Ministry is exercised in a variety of ways in Nova Scotia and P.E.I. The non-stipendiary ministry program allows people who have another way to make a living to allot a certain number of hours to their parish. Of the 10 priests and four vocational deacons involved, one is an agricultural scientist, two are teachers, one is a social worker and another is a homemaker.

All priests, paid and unpaid, now sign yearly covenants with their parishes, setting out the responsibilities of the priest, of lay people and those shared between both. At the end of the year, the covenants are reviewed with the archdeacon and any necessary changes are made. The agreements help to clarify expectations, establish boundaries and allow for evaluation.

The “ministry of the whole people of God” is a new thrust, Archbishop Peters said. “It has in its origins the real awakening of the meaning and import of one’s baptism. We encourage baptismal instruction, that it be entered upon with seriousness and intention, that it be celebrated with great relevance and intentionality as well, and that it be followed up with processes of Christian education.”

Two adult education programs – Logos and Alpha – are used frequently in parishes, as a way of educating lay people.

The name change of the diocese to add P.E.I. – voted on at the May 1999 synod – formally recognized that the diocese includes both provinces. The debate as to whether P.E.I. ought to form its own diocese is probably 100 years old, the archbishop said.
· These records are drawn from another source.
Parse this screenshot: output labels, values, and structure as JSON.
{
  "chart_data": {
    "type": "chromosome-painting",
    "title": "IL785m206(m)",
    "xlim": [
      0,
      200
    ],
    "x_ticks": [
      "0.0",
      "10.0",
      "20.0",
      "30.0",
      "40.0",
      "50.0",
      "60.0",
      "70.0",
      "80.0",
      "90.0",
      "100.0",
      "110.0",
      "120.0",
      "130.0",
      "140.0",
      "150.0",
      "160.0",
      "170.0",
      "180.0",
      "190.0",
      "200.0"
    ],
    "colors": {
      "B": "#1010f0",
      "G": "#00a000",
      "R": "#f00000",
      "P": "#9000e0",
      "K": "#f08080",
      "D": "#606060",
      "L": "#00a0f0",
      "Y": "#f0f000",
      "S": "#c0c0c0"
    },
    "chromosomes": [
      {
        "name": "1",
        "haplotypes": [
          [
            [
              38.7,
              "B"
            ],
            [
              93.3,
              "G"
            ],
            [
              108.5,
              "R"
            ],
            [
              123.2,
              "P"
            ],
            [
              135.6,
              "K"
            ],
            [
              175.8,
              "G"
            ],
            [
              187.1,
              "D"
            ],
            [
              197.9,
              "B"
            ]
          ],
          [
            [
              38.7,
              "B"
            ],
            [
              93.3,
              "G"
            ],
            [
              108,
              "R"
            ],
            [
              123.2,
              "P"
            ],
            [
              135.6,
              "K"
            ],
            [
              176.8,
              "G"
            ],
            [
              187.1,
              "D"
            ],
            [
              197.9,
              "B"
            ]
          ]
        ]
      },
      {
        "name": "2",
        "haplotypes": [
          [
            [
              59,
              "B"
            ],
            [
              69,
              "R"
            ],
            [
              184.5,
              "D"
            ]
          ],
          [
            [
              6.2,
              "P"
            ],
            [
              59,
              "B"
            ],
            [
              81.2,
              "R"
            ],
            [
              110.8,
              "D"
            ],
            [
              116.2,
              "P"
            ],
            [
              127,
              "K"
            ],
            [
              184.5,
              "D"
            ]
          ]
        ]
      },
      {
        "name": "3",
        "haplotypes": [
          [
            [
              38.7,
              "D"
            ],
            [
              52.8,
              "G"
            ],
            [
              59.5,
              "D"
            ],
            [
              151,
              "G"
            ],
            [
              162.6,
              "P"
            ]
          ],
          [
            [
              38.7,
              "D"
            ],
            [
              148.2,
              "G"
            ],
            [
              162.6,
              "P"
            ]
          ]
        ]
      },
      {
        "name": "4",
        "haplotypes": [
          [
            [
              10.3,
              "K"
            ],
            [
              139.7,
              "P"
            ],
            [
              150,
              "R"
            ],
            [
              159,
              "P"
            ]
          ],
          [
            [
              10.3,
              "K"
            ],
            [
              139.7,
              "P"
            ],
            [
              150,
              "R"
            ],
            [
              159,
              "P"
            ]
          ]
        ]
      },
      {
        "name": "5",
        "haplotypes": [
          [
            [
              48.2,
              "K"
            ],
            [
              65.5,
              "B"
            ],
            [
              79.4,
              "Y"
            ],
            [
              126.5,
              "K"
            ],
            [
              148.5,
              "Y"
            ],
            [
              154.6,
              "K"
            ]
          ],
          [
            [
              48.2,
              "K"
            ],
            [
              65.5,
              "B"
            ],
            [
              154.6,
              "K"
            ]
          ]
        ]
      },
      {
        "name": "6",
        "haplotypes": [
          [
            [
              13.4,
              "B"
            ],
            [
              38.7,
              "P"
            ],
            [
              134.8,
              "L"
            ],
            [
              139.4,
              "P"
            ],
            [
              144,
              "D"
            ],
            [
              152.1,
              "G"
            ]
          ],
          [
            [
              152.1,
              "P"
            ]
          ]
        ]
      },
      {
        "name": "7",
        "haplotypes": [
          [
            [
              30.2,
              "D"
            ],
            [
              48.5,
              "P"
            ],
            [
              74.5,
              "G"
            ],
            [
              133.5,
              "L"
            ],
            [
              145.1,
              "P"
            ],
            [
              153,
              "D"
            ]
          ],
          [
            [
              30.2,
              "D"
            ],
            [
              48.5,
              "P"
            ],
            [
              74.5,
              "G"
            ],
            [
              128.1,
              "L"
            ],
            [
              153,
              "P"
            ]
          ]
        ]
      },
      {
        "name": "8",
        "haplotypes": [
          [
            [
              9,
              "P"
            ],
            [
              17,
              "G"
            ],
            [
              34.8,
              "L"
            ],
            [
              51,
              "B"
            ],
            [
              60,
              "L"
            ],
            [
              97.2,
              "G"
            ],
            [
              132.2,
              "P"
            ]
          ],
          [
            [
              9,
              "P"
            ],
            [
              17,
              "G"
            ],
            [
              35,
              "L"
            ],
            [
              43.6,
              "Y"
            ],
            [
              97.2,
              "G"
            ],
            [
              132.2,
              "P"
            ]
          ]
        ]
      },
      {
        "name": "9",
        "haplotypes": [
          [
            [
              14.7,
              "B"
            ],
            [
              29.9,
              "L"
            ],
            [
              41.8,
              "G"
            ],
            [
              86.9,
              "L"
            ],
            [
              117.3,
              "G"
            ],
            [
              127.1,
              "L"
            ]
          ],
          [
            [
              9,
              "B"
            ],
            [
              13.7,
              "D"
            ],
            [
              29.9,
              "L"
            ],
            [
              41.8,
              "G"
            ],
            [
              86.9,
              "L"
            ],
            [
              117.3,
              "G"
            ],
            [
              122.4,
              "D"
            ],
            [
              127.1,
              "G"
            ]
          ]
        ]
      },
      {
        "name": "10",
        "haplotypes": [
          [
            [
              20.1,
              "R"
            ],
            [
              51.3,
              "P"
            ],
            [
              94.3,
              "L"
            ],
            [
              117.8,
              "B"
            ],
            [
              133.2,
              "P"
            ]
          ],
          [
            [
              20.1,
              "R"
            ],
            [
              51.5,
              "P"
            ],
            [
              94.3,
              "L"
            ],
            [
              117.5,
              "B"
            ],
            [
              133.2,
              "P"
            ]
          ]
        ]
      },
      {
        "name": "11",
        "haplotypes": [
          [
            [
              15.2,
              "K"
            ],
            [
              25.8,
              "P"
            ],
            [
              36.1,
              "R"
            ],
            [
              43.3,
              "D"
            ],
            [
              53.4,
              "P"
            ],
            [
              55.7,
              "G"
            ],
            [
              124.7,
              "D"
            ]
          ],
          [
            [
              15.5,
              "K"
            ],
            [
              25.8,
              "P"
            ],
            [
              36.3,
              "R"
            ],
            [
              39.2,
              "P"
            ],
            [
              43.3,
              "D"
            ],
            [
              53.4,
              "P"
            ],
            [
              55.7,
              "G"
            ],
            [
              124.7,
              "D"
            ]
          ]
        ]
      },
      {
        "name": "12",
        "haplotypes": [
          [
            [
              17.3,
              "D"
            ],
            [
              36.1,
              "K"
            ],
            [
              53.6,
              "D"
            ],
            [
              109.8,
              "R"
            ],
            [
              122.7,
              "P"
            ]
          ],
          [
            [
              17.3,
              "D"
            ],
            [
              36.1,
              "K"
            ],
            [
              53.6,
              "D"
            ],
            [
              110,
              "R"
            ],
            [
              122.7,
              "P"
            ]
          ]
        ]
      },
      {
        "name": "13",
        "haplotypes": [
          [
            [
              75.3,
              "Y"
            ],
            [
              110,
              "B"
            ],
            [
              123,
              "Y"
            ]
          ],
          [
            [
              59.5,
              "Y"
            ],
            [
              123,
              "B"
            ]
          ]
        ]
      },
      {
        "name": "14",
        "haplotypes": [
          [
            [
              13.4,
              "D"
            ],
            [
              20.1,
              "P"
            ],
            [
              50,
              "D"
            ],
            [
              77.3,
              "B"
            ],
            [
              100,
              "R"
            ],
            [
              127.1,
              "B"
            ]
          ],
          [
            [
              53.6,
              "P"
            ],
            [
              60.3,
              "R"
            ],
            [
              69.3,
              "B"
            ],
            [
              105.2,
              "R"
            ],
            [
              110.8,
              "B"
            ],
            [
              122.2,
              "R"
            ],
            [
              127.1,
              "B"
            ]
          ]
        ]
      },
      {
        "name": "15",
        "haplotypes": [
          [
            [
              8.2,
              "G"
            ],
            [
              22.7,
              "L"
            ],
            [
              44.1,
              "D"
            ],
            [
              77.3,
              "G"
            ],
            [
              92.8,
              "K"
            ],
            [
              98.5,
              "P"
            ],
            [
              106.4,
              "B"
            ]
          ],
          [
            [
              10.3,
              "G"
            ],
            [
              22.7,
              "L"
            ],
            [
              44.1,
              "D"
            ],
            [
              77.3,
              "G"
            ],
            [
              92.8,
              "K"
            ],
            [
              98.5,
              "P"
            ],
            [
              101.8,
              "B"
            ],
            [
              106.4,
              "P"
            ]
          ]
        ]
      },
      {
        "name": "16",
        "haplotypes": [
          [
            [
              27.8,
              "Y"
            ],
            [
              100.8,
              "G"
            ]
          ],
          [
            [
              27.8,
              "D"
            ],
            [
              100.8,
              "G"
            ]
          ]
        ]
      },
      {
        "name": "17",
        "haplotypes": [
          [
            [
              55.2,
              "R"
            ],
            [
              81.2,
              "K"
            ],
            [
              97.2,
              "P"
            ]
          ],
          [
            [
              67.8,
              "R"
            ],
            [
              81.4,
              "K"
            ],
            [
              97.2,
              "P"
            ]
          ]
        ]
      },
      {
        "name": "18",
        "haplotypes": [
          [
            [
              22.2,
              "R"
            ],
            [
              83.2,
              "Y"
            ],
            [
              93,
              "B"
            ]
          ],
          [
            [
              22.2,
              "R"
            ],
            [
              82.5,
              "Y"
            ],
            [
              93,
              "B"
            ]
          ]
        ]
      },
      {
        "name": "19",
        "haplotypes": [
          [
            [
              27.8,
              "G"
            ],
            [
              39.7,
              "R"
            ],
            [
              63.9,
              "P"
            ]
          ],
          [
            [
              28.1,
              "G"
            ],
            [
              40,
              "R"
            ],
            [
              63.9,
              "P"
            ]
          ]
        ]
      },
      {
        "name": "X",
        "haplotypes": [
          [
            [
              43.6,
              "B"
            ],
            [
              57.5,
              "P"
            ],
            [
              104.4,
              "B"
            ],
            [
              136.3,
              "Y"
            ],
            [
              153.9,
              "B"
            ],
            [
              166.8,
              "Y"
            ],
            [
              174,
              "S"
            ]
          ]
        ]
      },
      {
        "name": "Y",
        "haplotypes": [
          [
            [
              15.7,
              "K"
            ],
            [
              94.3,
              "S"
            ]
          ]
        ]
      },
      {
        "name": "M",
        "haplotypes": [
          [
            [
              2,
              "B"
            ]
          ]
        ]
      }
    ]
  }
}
But P.E.I. Anglicans are fewer than 5,000 strong in 10 parishes, making financial viability as a separate diocese questionable.

“There’s also the question, if they were their own diocese, what would they achieve that they’re not achieving now?” he said.

He and suffragan Bishop Fred Hiltz visit P.E.I. several times a year. The province has a representative to General Synod and at least one member on provincial synod and diocesan council. But it’s not easy representing the province from Halifax, the archbishop conceded. “I’m not always conversant with the challenges and forces at work, socially and politically in P.E.I.”

Both provinces are magnets for summer tourists, making a ministry of hospitality necessary.

Unlike, say, Toronto churches which often empty out in July and August, east-coast churches may be full of visitors. That presents special challenges for priests who want time off in the summer to vacation with their children. Parishes need to be reminded ministry is not by priest only.

While it remains a tourist destination, the island of Cape Breton has seen an exodus of young families and unemployment rates as high as 30 per cent as the island’s coal mines shut down. A task force will recommend realigning ministry and perhaps establishing cluster parishes.

“It’s very important for the church to be alive and present as a presence of hope in that climate,” Archbishop Peters said. Churches may not always have a local priest, however, and may need to rely on a combination of non-stipendiary clergy, lay readers and other involvement.

“We are really not in the business of closing churches,” he said. ” This is the last institution to engender self-esteem and hope.”